The 3rd Skinner's Horse was a cavalry regiment of the British Indian Army. It was originally raised at Hansi by Lt.-Col. James Skinner as the 2nd Regiment of Skinner's Horse in 1814, the various changes and amalgamations are listed below.

- 1814 2nd Regiment of Skinner's Horse
- 1821 Baddeley's Frontier Horse
- 1823 4th (Baddeley's) Local Horse
- 1840 4th Irregular Cavalry
- 1861 3rd Regiment of Bengal Cavalry
- 1901 3rd Bengal Cavalry (Skinner's Horse)
- 1903 3rd Skinner's Horse.
- 1921 1st/3rd Skinner's Horse.
- 1922 1st Duke of York's Own Skinner's Horse

==1914-21==
3rd Skinner's Horse was sent to the Western Front, France, with the 7th (Meerut) Cavalry Brigade in late 1914, remaining there until their transfer back to India in 1916, then they were posted to the Loralai for service on the North West Frontier. They saw action during the Third Anglo-Afghan War of 1919.

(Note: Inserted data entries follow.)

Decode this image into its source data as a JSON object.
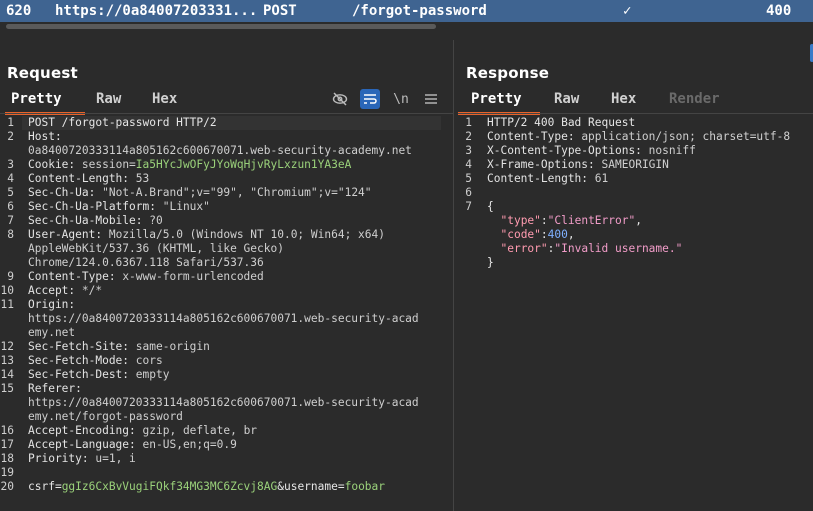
{
  "history": {
    "id": "620",
    "url": "https://0a84007203331...",
    "method": "POST",
    "path": "/forgot-password",
    "check": "✓",
    "status": "400"
  },
  "request": {
    "title": "Request",
    "tabs": [
      "Pretty",
      "Raw",
      "Hex"
    ],
    "tools": [
      "eye-off-icon",
      "wrap-icon",
      "newline-icon",
      "menu-icon"
    ],
    "newline_label": "\\n",
    "lines": [
      {
        "ln": "1",
        "text": "POST /forgot-password HTTP/2"
      },
      {
        "ln": "2",
        "name": "Host:",
        "value": ""
      },
      {
        "ln": "",
        "value": "0a8400720333114a805162c600670071.web-security-academy.net"
      },
      {
        "ln": "3",
        "name": "Cookie:",
        "value": "session=",
        "green": "Ia5HYcJwOFyJYoWqHjvRyLxzun1YA3eA"
      },
      {
        "ln": "4",
        "name": "Content-Length:",
        "value": "53"
      },
      {
        "ln": "5",
        "name": "Sec-Ch-Ua:",
        "value": "\"Not-A.Brand\";v=\"99\", \"Chromium\";v=\"124\""
      },
      {
        "ln": "6",
        "name": "Sec-Ch-Ua-Platform:",
        "value": "\"Linux\""
      },
      {
        "ln": "7",
        "name": "Sec-Ch-Ua-Mobile:",
        "value": "?0"
      },
      {
        "ln": "8",
        "name": "User-Agent:",
        "value": "Mozilla/5.0 (Windows NT 10.0; Win64; x64)"
      },
      {
        "ln": "",
        "value": "AppleWebKit/537.36 (KHTML, like Gecko)"
      },
      {
        "ln": "",
        "value": "Chrome/124.0.6367.118 Safari/537.36"
      },
      {
        "ln": "9",
        "name": "Content-Type:",
        "value": "x-www-form-urlencoded"
      },
      {
        "ln": "10",
        "name": "Accept:",
        "value": "*/*"
      },
      {
        "ln": "11",
        "name": "Origin:",
        "value": ""
      },
      {
        "ln": "",
        "value": "https://0a8400720333114a805162c600670071.web-security-acad"
      },
      {
        "ln": "",
        "value": "emy.net"
      },
      {
        "ln": "12",
        "name": "Sec-Fetch-Site:",
        "value": "same-origin"
      },
      {
        "ln": "13",
        "name": "Sec-Fetch-Mode:",
        "value": "cors"
      },
      {
        "ln": "14",
        "name": "Sec-Fetch-Dest:",
        "value": "empty"
      },
      {
        "ln": "15",
        "name": "Referer:",
        "value": ""
      },
      {
        "ln": "",
        "value": "https://0a8400720333114a805162c600670071.web-security-acad"
      },
      {
        "ln": "",
        "value": "emy.net/forgot-password"
      },
      {
        "ln": "16",
        "name": "Accept-Encoding:",
        "value": "gzip, deflate, br"
      },
      {
        "ln": "17",
        "name": "Accept-Language:",
        "value": "en-US,en;q=0.9"
      },
      {
        "ln": "18",
        "name": "Priority:",
        "value": "u=1, i"
      },
      {
        "ln": "19",
        "text": ""
      },
      {
        "ln": "20",
        "body": [
          "csrf=",
          "ggIz6CxBvVugiFQkf34MG3MC6Zcvj8AG",
          "&username=",
          "foobar"
        ]
      }
    ]
  },
  "response": {
    "title": "Response",
    "tabs": [
      "Pretty",
      "Raw",
      "Hex",
      "Render"
    ],
    "lines": [
      {
        "ln": "1",
        "text": "HTTP/2 400 Bad Request"
      },
      {
        "ln": "2",
        "name": "Content-Type:",
        "value": "application/json; charset=utf-8"
      },
      {
        "ln": "3",
        "name": "X-Content-Type-Options:",
        "value": "nosniff"
      },
      {
        "ln": "4",
        "name": "X-Frame-Options:",
        "value": "SAMEORIGIN"
      },
      {
        "ln": "5",
        "name": "Content-Length:",
        "value": "61"
      },
      {
        "ln": "6",
        "text": ""
      },
      {
        "ln": "7",
        "text": "{"
      },
      {
        "ln": "",
        "json": [
          "\"type\"",
          ":",
          "\"ClientError\"",
          ","
        ]
      },
      {
        "ln": "",
        "json": [
          "\"code\"",
          ":",
          "400",
          ","
        ]
      },
      {
        "ln": "",
        "json": [
          "\"error\"",
          ":",
          "\"Invalid username.\"",
          ""
        ]
      },
      {
        "ln": "",
        "text": "}"
      }
    ]
  }
}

Claude Stokes, intelligence officer for the Dunsterforce, was an officer with the 3rd Skinner's Horse.

It amalgamated with the 1st Duke of York's Own Lancers Skinner's Horse at Sialkot in June 1921 and so ceased to have a separate identity, its traditions and honours being carried forward by the new regiment.